Mt. Siguniang (6,249m), southeast ridge, second ascent. Mt. Siguniang was first summited in August 1981 by a Japanese team via the southeast ridge (AAJ 1982). We made the second successful ascent of this route, with six members summiting on November 17 and 18. The approach to this route is via Changping Valley from Rilong town, then up a side valley named GanHaizi to basecamp. The route follows the glacier to a 600m long (450m altitude gain) couloir up the west face of the southeast ridge. The route then continues along the southeast ridge to the summit.
We had attempted this same route in August of 2003. At that time, there was constant rockfall from all sides of the mountain, raining down pillow-size chunks of rock from several hundred meters above. The mountain has two obvious rock strata. The lower layer seems to be granite or a hard conglomerate of excellent quality, while the upper layer is a brownish, fragmenting, at places almost shale-like rock of poor quality. The dividing line between these two rock types is around 5,200m.
After almost being killed by this rockfall below the couloir, we went around the backside to the glacier between Siguniang’s main peak and 3rd peak, climbing up 14 pitches on the southeast side of the southeast ridge to an altitude of 5,600m.
It is clear that the mountain conditions have changed since the 1980s. Rockfall during the summer months make the mountain too dangerous. Whether subsequent summers will see as much rockfall as in summer 2003 is hard to say. Judging by that year’s quantity of falling rock and reports from previous years, it is safe to say that summers will be unpredictable.
In 2004 we chose to climb the mountain in November, when the route is frozen, there tend to be more days of clear weather, and it is not too cold (though it was pretty cold). The first 15 vertical meters at the bottom of the couloir was good ice. The couloir was mostly snow and ice climbing. We secured the fixed line with pitons on the lower half of the couloir and with ice screws on the remainder of the route. There are no flat spots to put a tent on the entire route. For our high camp we had to shovel the loose snow off a section of the ridge at 5,834m to create a small platform. This platform was no more than five feet wide, just wide enough for a small tent.

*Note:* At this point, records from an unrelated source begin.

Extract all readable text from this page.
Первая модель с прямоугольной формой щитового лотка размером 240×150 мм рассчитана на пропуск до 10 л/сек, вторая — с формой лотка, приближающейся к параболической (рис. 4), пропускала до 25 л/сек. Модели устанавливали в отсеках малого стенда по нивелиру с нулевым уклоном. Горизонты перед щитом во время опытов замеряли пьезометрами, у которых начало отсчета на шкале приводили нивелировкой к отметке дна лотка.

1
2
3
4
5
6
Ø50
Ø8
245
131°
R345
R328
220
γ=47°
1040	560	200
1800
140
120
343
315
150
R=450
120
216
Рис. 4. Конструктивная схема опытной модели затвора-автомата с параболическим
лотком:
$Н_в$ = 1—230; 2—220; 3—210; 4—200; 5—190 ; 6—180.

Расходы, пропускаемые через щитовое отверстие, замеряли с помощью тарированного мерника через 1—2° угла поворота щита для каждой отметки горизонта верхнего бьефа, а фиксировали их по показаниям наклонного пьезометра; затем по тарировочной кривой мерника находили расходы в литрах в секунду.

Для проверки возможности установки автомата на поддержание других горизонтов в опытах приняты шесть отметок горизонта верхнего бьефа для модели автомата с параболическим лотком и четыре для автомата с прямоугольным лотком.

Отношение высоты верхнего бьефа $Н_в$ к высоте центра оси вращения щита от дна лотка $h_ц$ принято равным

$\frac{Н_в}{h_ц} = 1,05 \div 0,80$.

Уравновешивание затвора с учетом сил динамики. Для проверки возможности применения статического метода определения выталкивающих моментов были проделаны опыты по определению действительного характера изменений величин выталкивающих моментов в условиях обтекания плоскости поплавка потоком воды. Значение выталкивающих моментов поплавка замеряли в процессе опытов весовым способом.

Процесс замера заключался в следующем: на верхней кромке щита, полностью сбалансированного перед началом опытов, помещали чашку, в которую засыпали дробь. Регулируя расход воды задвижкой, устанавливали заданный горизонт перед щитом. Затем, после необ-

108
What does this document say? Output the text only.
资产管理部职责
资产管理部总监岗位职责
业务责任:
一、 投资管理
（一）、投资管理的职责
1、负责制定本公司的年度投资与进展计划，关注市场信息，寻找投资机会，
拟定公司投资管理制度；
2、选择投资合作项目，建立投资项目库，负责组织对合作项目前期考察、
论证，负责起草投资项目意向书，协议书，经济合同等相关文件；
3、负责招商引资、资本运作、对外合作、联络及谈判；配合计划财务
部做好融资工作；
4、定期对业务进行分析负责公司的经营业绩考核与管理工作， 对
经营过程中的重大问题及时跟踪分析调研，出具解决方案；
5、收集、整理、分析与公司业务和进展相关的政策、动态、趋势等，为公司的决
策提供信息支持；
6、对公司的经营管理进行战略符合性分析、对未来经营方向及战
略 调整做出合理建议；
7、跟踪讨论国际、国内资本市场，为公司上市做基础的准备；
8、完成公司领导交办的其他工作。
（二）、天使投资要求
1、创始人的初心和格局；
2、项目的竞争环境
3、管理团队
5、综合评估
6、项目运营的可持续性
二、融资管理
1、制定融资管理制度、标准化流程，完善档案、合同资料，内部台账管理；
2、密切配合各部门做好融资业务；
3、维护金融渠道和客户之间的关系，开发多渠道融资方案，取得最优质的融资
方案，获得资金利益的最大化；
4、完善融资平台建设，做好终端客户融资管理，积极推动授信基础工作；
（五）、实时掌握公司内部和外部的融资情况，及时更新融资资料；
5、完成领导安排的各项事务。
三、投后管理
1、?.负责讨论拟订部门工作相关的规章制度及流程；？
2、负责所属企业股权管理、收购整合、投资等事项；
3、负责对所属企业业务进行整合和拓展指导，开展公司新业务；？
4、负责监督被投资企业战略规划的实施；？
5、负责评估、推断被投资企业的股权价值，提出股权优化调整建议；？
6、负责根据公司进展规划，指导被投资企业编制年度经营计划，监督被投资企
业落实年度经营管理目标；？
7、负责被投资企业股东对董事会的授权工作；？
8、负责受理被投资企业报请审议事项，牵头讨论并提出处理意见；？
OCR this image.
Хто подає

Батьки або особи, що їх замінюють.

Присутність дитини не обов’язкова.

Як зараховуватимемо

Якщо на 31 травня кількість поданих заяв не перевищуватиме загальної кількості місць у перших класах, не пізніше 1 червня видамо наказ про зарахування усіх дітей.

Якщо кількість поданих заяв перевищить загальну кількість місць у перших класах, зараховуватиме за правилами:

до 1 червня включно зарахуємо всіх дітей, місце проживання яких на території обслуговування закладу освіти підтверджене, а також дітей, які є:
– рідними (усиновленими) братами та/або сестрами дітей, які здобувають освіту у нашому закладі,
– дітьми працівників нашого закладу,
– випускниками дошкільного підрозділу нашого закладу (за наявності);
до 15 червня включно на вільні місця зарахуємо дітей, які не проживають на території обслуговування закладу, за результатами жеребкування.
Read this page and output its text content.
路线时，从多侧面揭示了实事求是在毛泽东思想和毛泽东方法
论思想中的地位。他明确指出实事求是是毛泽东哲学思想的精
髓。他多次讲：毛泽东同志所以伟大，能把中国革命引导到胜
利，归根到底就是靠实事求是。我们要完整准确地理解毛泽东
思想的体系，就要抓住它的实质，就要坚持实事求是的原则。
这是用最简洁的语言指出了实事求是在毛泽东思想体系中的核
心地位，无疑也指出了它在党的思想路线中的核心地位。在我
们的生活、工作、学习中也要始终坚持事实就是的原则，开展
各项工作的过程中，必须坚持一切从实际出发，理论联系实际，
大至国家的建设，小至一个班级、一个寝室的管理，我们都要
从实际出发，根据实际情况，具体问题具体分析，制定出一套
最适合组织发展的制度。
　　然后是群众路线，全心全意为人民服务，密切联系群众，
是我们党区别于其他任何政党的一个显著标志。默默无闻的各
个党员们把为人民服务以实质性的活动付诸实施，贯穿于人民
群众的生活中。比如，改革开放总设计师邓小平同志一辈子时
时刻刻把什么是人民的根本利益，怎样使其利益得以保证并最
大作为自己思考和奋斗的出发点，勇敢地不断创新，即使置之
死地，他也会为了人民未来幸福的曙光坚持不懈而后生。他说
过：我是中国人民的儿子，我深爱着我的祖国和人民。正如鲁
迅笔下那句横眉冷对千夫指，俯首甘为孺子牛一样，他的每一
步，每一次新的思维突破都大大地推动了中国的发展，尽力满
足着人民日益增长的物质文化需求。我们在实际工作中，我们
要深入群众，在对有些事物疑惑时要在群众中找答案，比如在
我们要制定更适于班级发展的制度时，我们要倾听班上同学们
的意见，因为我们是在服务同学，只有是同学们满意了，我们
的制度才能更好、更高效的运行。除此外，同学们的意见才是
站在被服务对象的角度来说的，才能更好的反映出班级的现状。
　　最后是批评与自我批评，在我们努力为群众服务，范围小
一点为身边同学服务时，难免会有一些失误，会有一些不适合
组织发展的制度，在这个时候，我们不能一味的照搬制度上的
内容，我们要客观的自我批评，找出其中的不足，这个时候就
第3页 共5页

Seasonal climbing conditions: I made my first visit to Mt. Siguniang’s glacier in late April 1996. At that time there was a heavy, wet snow pack starting around 4,600m. Although April can be nice, the heavy spring snows do not melt off until May or June. During the summer months you get longer stretches of alternating good and bad weather, but due to potential rockfall, I do not suggest attempting Siguniang July through September. Autumn months are good because the weather tends to be clearer and there is only moderate snow accumulation, but there can be heavy winds and it is quite cold. Winter ascents are possible (very, very cold), and from December through spring be especially aware of avalanche danger.
Team members: Cao Jun, China (Leader); Jia Guiting, China. Summiters on November 17: Jon Otto, USA; Ma Yihua, China; Tim Boelter, USA (film maker). Summiters on November 18, all from China: Chen Junchi, Kang Hua, Chen Zigang.